La città è in mano alla speculazione edilizia, al “partito del cemento’’?

"Mi pare che la città stia prendendo una brutta piega commerciale. È un fatto che ci siano zone enormi che saranno sacrificate in vista delle Olimpiadi 2026. In questa città non ci si fa problemi per fare un altro stabile ad abbattere una palazzina storica Liberty come quella di piazza Trento che conoscevo bene, abitando da piccolo a Porta Romana. Non si finisce di elogiare l’arrivo di tanti turisti stranieri. Ma il turismo porta con sé anche dei difetti, dal moltiplicarsi dei ristoranti e dehors pressoché ovunque agli affitti alle stelle. Sempre più miei amici sono costretti a trasferirsi fuori Milano perché la locazione e l’acquisto delle case sono inaccessibili, come gli asili nido, mentre gli stipendi sono rimasti gli stessi. Milano è diventata una città per i ricchi".

Se potesse tornare indietro con la macchina del tempo in quale Milano vorrebbe capitare?

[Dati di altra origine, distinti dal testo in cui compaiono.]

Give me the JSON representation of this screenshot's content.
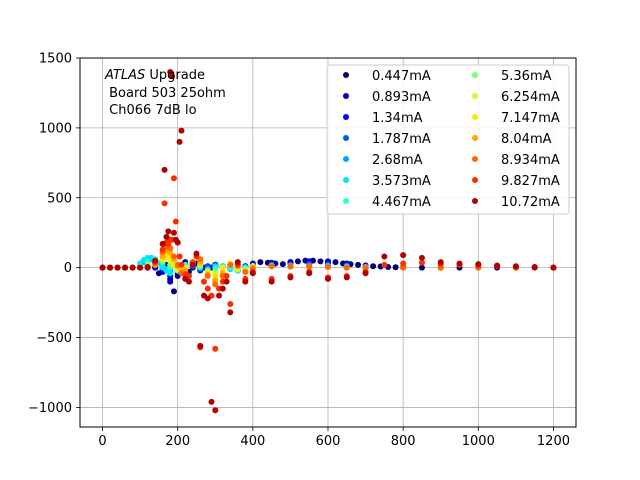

"In quella degli anni Settanta. Una città di grande personalità. C’erano più vita bella, mille luoghi per gli incontri, un clima diverso, molta umanità e altrettanta cordialità. Ci si poteva intrufolare liberamente nei cortili di corso Magenta per ammirare la bellezza: oggi sono tutti spazi privati inaccessibili. Forse è solo nostalgia per la gioventù, non lo so. Oppure la Milano contemporanea è davvero diventata un po’ troppo arrogante. Di oggi non mi piace il fatto che tanti negozi a conduzione familiare stiano sparendo sotto i colpi dell’e-commerce: sono anche loro spazi di aggregazione e quando si spengono delle vetrine un quartiere un po’ si spersonalizza. Non mi piace neppure vedere trionfare in giro così tanta arroganza e anticivismo, a partire da quelli che gettano qualsiasi rifiuto fra le mani per terra".